Чужбина с ангельским ликом - Лариса Кольцова
Щекоча её лихорадочным горячим дыханием, он сказал, что уже не мог себя сдерживать, поэтому и пришёл. Что уже не нуждается ни в ком, кроме неё, и никакой Антуан не сможет и прикоснуться к ней, потому что она принадлежит ему. Нэя приняла эту фразу как объяснение в любви, хотя и улавливался некий другой подтекст. Он считал её своей, как будто имел непонятные права на саму её душу, словно бы купил её. Но у кого?
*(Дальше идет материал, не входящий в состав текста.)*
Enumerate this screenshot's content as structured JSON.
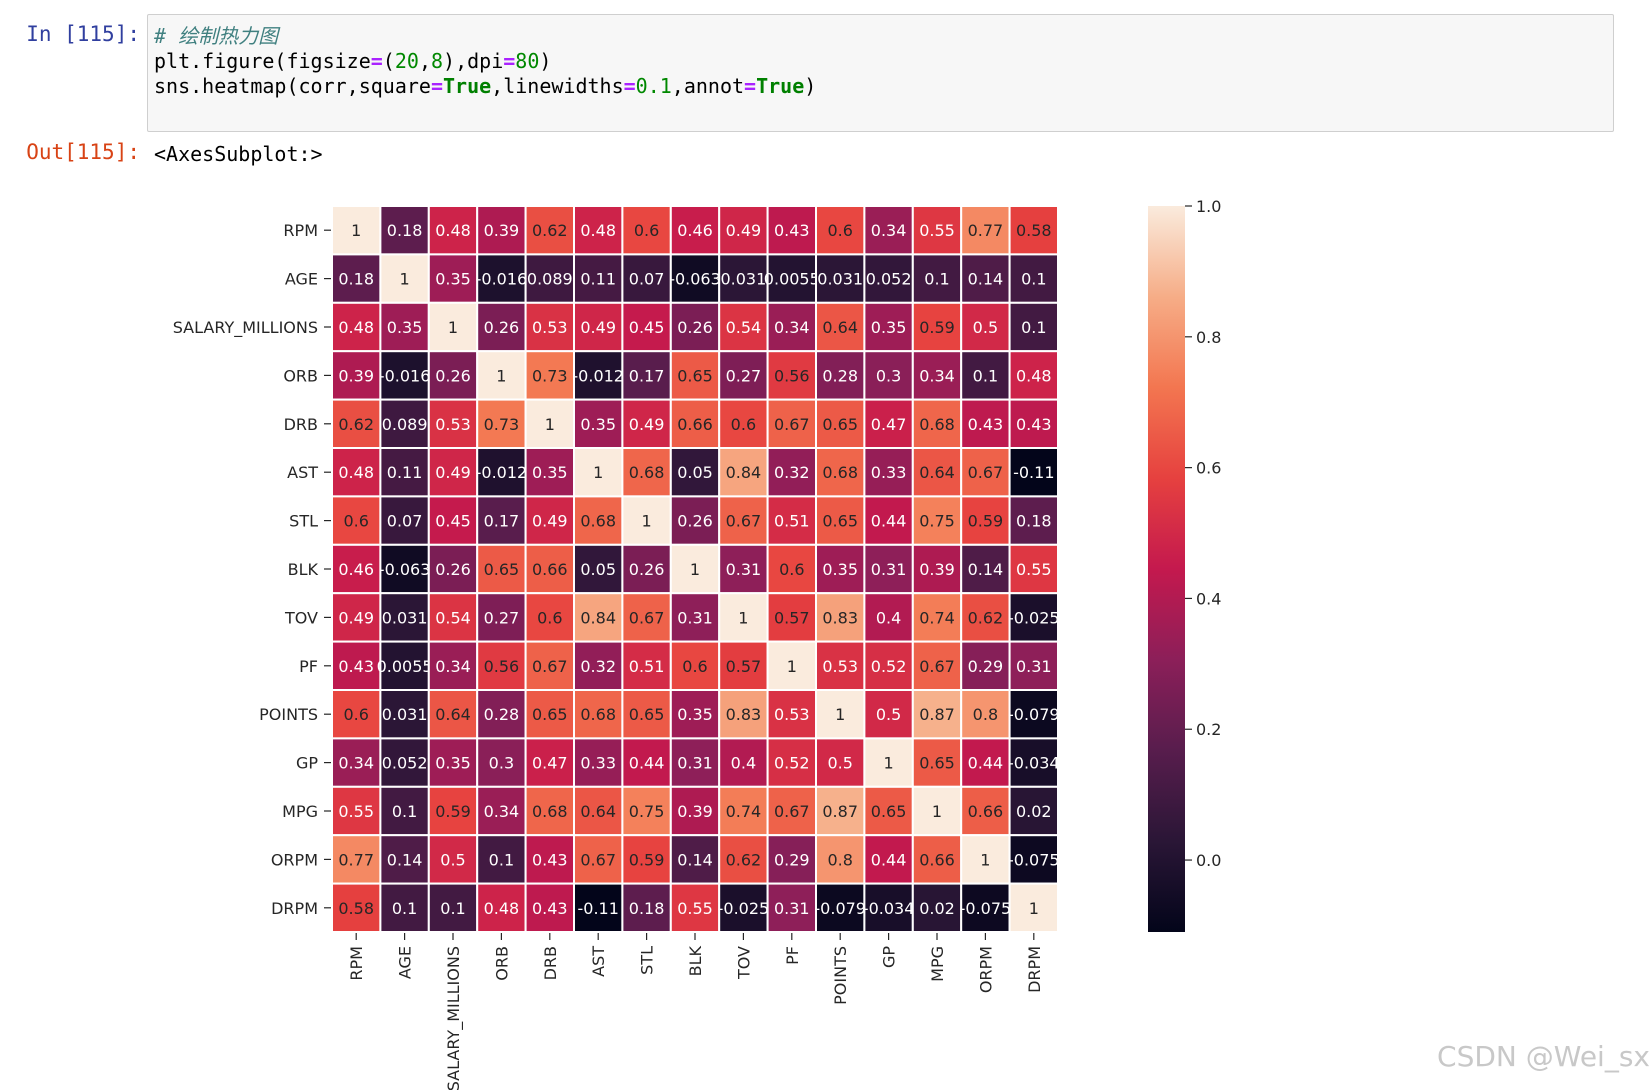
{
  "cell_in": {
    "prompt": "In [115]:",
    "comment": "# 绘制热力图",
    "line2": {
      "a": "plt.figure(figsize",
      "op1": "=",
      "b": "(",
      "n1": "20",
      "c": ",",
      "n2": "8",
      "d": "),dpi",
      "op2": "=",
      "n3": "80",
      "e": ")"
    },
    "line3": {
      "a": "sns.heatmap(corr,square",
      "op1": "=",
      "k1": "True",
      "b": ",linewidths",
      "op2": "=",
      "n1": "0.1",
      "c": ",annot",
      "op3": "=",
      "k2": "True",
      "d": ")"
    }
  },
  "cell_out": {
    "prompt": "Out[115]:",
    "text": "<AxesSubplot:>"
  },
  "watermark": "CSDN @Wei_sx",
  "colors": {
    "colormap": "rocket",
    "grid_line": "#ffffff",
    "text_dark": "#262626",
    "text_light": "#ffffff"
  },
  "chart_data": {
    "type": "heatmap",
    "title": "",
    "xlabel": "",
    "ylabel": "",
    "labels": [
      "RPM",
      "AGE",
      "SALARY_MILLIONS",
      "ORB",
      "DRB",
      "AST",
      "STL",
      "BLK",
      "TOV",
      "PF",
      "POINTS",
      "GP",
      "MPG",
      "ORPM",
      "DRPM"
    ],
    "values": [
      [
        1,
        0.18,
        0.48,
        0.39,
        0.62,
        0.48,
        0.6,
        0.46,
        0.49,
        0.43,
        0.6,
        0.34,
        0.55,
        0.77,
        0.58
      ],
      [
        0.18,
        1,
        0.35,
        -0.016,
        0.089,
        0.11,
        0.07,
        -0.063,
        0.031,
        0.0055,
        0.031,
        0.052,
        0.1,
        0.14,
        0.1
      ],
      [
        0.48,
        0.35,
        1,
        0.26,
        0.53,
        0.49,
        0.45,
        0.26,
        0.54,
        0.34,
        0.64,
        0.35,
        0.59,
        0.5,
        0.1
      ],
      [
        0.39,
        -0.016,
        0.26,
        1,
        0.73,
        -0.012,
        0.17,
        0.65,
        0.27,
        0.56,
        0.28,
        0.3,
        0.34,
        0.1,
        0.48
      ],
      [
        0.62,
        0.089,
        0.53,
        0.73,
        1,
        0.35,
        0.49,
        0.66,
        0.6,
        0.67,
        0.65,
        0.47,
        0.68,
        0.43,
        0.43
      ],
      [
        0.48,
        0.11,
        0.49,
        -0.012,
        0.35,
        1,
        0.68,
        0.05,
        0.84,
        0.32,
        0.68,
        0.33,
        0.64,
        0.67,
        -0.11
      ],
      [
        0.6,
        0.07,
        0.45,
        0.17,
        0.49,
        0.68,
        1,
        0.26,
        0.67,
        0.51,
        0.65,
        0.44,
        0.75,
        0.59,
        0.18
      ],
      [
        0.46,
        -0.063,
        0.26,
        0.65,
        0.66,
        0.05,
        0.26,
        1,
        0.31,
        0.6,
        0.35,
        0.31,
        0.39,
        0.14,
        0.55
      ],
      [
        0.49,
        0.031,
        0.54,
        0.27,
        0.6,
        0.84,
        0.67,
        0.31,
        1,
        0.57,
        0.83,
        0.4,
        0.74,
        0.62,
        -0.025
      ],
      [
        0.43,
        0.0055,
        0.34,
        0.56,
        0.67,
        0.32,
        0.51,
        0.6,
        0.57,
        1,
        0.53,
        0.52,
        0.67,
        0.29,
        0.31
      ],
      [
        0.6,
        0.031,
        0.64,
        0.28,
        0.65,
        0.68,
        0.65,
        0.35,
        0.83,
        0.53,
        1,
        0.5,
        0.87,
        0.8,
        -0.079
      ],
      [
        0.34,
        0.052,
        0.35,
        0.3,
        0.47,
        0.33,
        0.44,
        0.31,
        0.4,
        0.52,
        0.5,
        1,
        0.65,
        0.44,
        -0.034
      ],
      [
        0.55,
        0.1,
        0.59,
        0.34,
        0.68,
        0.64,
        0.75,
        0.39,
        0.74,
        0.67,
        0.87,
        0.65,
        1,
        0.66,
        0.02
      ],
      [
        0.77,
        0.14,
        0.5,
        0.1,
        0.43,
        0.67,
        0.59,
        0.14,
        0.62,
        0.29,
        0.8,
        0.44,
        0.66,
        1,
        -0.075
      ],
      [
        0.58,
        0.1,
        0.1,
        0.48,
        0.43,
        -0.11,
        0.18,
        0.55,
        -0.025,
        0.31,
        -0.079,
        -0.034,
        0.02,
        -0.075,
        1
      ]
    ],
    "vmin": -0.11,
    "vmax": 1.0,
    "colorbar_ticks": [
      "1.0",
      "0.8",
      "0.6",
      "0.4",
      "0.2",
      "0.0"
    ],
    "colorbar_tick_values": [
      1.0,
      0.8,
      0.6,
      0.4,
      0.2,
      0.0
    ],
    "annotations": true,
    "grid": false
  }
}
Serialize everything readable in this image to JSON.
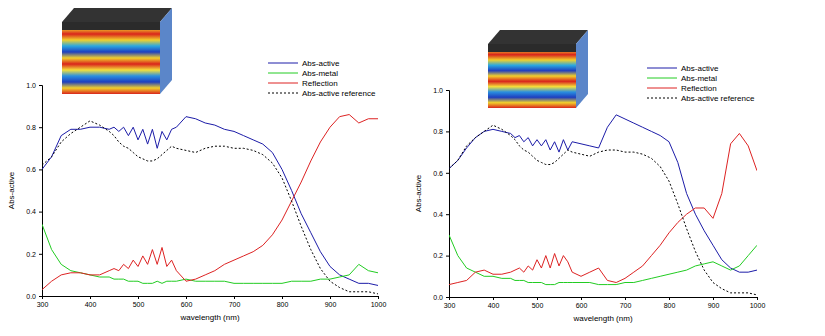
{
  "chart_data": [
    {
      "type": "line",
      "x_label": "wavelength (nm)",
      "y_label": "Abs-active",
      "x": [
        300,
        320,
        340,
        360,
        380,
        400,
        420,
        440,
        450,
        460,
        470,
        480,
        490,
        500,
        510,
        520,
        530,
        540,
        550,
        560,
        570,
        580,
        600,
        620,
        640,
        660,
        680,
        700,
        720,
        740,
        760,
        780,
        800,
        820,
        840,
        860,
        880,
        900,
        920,
        940,
        960,
        980,
        1000
      ],
      "xlim": [
        300,
        1000
      ],
      "xticks": [
        300,
        400,
        500,
        600,
        700,
        800,
        900,
        1000
      ],
      "ylim": [
        0,
        1
      ],
      "yticks": [
        {
          "value": 0,
          "label": "0.0"
        },
        0.2,
        0.4,
        0.6,
        0.8,
        {
          "value": 1,
          "label": "1.0"
        }
      ],
      "grid": false,
      "legend": "top-right",
      "series": [
        {
          "name": "Abs-active",
          "color": "#1c1ca8",
          "line_style": "solid",
          "values": [
            0.6,
            0.66,
            0.76,
            0.79,
            0.79,
            0.8,
            0.8,
            0.79,
            0.8,
            0.78,
            0.8,
            0.76,
            0.8,
            0.74,
            0.79,
            0.72,
            0.79,
            0.7,
            0.78,
            0.74,
            0.79,
            0.8,
            0.85,
            0.84,
            0.82,
            0.81,
            0.79,
            0.78,
            0.76,
            0.74,
            0.72,
            0.68,
            0.6,
            0.5,
            0.39,
            0.3,
            0.21,
            0.14,
            0.1,
            0.08,
            0.06,
            0.06,
            0.05
          ]
        },
        {
          "name": "Abs-metal",
          "color": "#22cc22",
          "line_style": "solid",
          "values": [
            0.34,
            0.22,
            0.15,
            0.12,
            0.11,
            0.1,
            0.09,
            0.09,
            0.08,
            0.08,
            0.08,
            0.07,
            0.07,
            0.07,
            0.06,
            0.06,
            0.06,
            0.07,
            0.06,
            0.07,
            0.07,
            0.07,
            0.08,
            0.07,
            0.07,
            0.07,
            0.07,
            0.06,
            0.06,
            0.06,
            0.06,
            0.06,
            0.06,
            0.07,
            0.07,
            0.07,
            0.08,
            0.08,
            0.09,
            0.1,
            0.15,
            0.12,
            0.11
          ]
        },
        {
          "name": "Reflection",
          "color": "#dd2222",
          "line_style": "solid",
          "values": [
            0.03,
            0.07,
            0.1,
            0.11,
            0.11,
            0.1,
            0.1,
            0.12,
            0.13,
            0.12,
            0.15,
            0.13,
            0.17,
            0.14,
            0.19,
            0.15,
            0.22,
            0.15,
            0.23,
            0.14,
            0.17,
            0.12,
            0.07,
            0.08,
            0.1,
            0.12,
            0.15,
            0.17,
            0.19,
            0.21,
            0.24,
            0.29,
            0.36,
            0.45,
            0.54,
            0.64,
            0.73,
            0.8,
            0.85,
            0.86,
            0.82,
            0.84,
            0.84
          ]
        },
        {
          "name": "Abs-active reference",
          "color": "#000000",
          "line_style": "dotted",
          "values": [
            0.62,
            0.66,
            0.73,
            0.77,
            0.8,
            0.83,
            0.81,
            0.78,
            0.76,
            0.73,
            0.71,
            0.7,
            0.68,
            0.66,
            0.65,
            0.64,
            0.64,
            0.65,
            0.67,
            0.69,
            0.71,
            0.7,
            0.69,
            0.68,
            0.7,
            0.71,
            0.71,
            0.7,
            0.7,
            0.69,
            0.67,
            0.63,
            0.56,
            0.45,
            0.33,
            0.22,
            0.13,
            0.07,
            0.04,
            0.02,
            0.02,
            0.02,
            0.01
          ]
        }
      ]
    },
    {
      "type": "line",
      "x_label": "wavelength (nm)",
      "y_label": "Abs-active",
      "x": [
        300,
        320,
        340,
        360,
        380,
        400,
        420,
        440,
        450,
        460,
        470,
        480,
        490,
        500,
        510,
        520,
        530,
        540,
        550,
        560,
        570,
        580,
        600,
        620,
        640,
        660,
        680,
        700,
        720,
        740,
        760,
        780,
        800,
        820,
        840,
        860,
        880,
        900,
        920,
        940,
        960,
        980,
        1000
      ],
      "xlim": [
        300,
        1000
      ],
      "xticks": [
        300,
        400,
        500,
        600,
        700,
        800,
        900,
        1000
      ],
      "ylim": [
        0,
        1
      ],
      "yticks": [
        {
          "value": 0,
          "label": "0.0"
        },
        0.2,
        0.4,
        0.6,
        0.8,
        {
          "value": 1,
          "label": "1.0"
        }
      ],
      "grid": false,
      "legend": "top-right",
      "series": [
        {
          "name": "Abs-active",
          "color": "#1c1ca8",
          "line_style": "solid",
          "values": [
            0.62,
            0.66,
            0.72,
            0.77,
            0.8,
            0.81,
            0.8,
            0.79,
            0.77,
            0.78,
            0.75,
            0.77,
            0.73,
            0.76,
            0.73,
            0.76,
            0.71,
            0.75,
            0.7,
            0.76,
            0.71,
            0.75,
            0.74,
            0.73,
            0.72,
            0.82,
            0.88,
            0.86,
            0.84,
            0.82,
            0.8,
            0.78,
            0.75,
            0.65,
            0.5,
            0.4,
            0.32,
            0.25,
            0.18,
            0.14,
            0.12,
            0.12,
            0.13
          ]
        },
        {
          "name": "Abs-metal",
          "color": "#22cc22",
          "line_style": "solid",
          "values": [
            0.3,
            0.2,
            0.14,
            0.12,
            0.1,
            0.1,
            0.09,
            0.09,
            0.08,
            0.08,
            0.08,
            0.07,
            0.07,
            0.07,
            0.07,
            0.06,
            0.06,
            0.06,
            0.07,
            0.07,
            0.07,
            0.07,
            0.07,
            0.07,
            0.06,
            0.06,
            0.06,
            0.07,
            0.07,
            0.08,
            0.09,
            0.1,
            0.11,
            0.12,
            0.13,
            0.15,
            0.16,
            0.17,
            0.15,
            0.13,
            0.15,
            0.2,
            0.25
          ]
        },
        {
          "name": "Reflection",
          "color": "#dd2222",
          "line_style": "solid",
          "values": [
            0.06,
            0.07,
            0.08,
            0.12,
            0.13,
            0.11,
            0.11,
            0.12,
            0.13,
            0.14,
            0.12,
            0.15,
            0.13,
            0.18,
            0.14,
            0.2,
            0.14,
            0.21,
            0.15,
            0.2,
            0.17,
            0.12,
            0.1,
            0.12,
            0.14,
            0.08,
            0.07,
            0.09,
            0.12,
            0.15,
            0.2,
            0.25,
            0.31,
            0.36,
            0.4,
            0.43,
            0.43,
            0.38,
            0.5,
            0.74,
            0.79,
            0.73,
            0.61
          ]
        },
        {
          "name": "Abs-active reference",
          "color": "#000000",
          "line_style": "dotted",
          "values": [
            0.62,
            0.66,
            0.73,
            0.77,
            0.8,
            0.83,
            0.81,
            0.78,
            0.76,
            0.73,
            0.71,
            0.7,
            0.68,
            0.66,
            0.65,
            0.64,
            0.64,
            0.65,
            0.67,
            0.69,
            0.71,
            0.7,
            0.69,
            0.68,
            0.7,
            0.71,
            0.71,
            0.7,
            0.7,
            0.69,
            0.67,
            0.63,
            0.56,
            0.45,
            0.33,
            0.22,
            0.13,
            0.07,
            0.04,
            0.02,
            0.02,
            0.02,
            0.01
          ]
        }
      ]
    }
  ]
}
— Ты ревнуешь меня к Антону? — спросила она, вдруг догадавшись, не является ли её последнее шушуканье с Антоном причиной того, что он и появился опять? В то утро Антон был как-то особенно ласков с ней, как-то особенно обнимал и утешал, как будто предлагал себя в постоянные уже утешители…
— Нет! Я никого не ревную и не ревновал никогда.
— Конечно, — поспешила она согласиться, — Никто не может и рядом встать с тобою на равных.
— Я даже не ожидал, — прошептал он, лаская её, — что твой живой ирис будет так обилен любовной росой. Моя маленькая вдовушка, ты наскучалась основательно.
Слова о «вдовушке» задели.
— Посмотри, как он красив от своей силы, он не знает усталости… — без всякого стеснения ночной пришелец гордился собственной телесной красотой. — Только ты способна так воздействовать на меня и вызывать такое мощное устремление входить в тебя, не истощаясь и после третьего раза… Можешь и понять, какие муки ты мне причиняла, безжалостно играя, как на дрянной балалайке, на таком сложном инструменте, как моя душа, стреноженная любовью к тебе!
Было светло и можно было рассмотреть друг друга почти детально, благодаря прозрачной стене, пропускающей свет от уличного освещения ЦЭССЭИ. Благодаря отсутствию сковывающей прежде одежды.
— Да, — согласилась она, — он прекрасен… — спрашивать о неизвестной «балалайке» не было и смысла. Чужое слово чужого мира могло означать что угодно, как плохое, так и хорошее. Само построение его фраз порой не давало никакого тому объяснения. — Я тосковала и мечтала о тебе, и мои руки, и губы тосковали и мечтали об этих прикосновениях…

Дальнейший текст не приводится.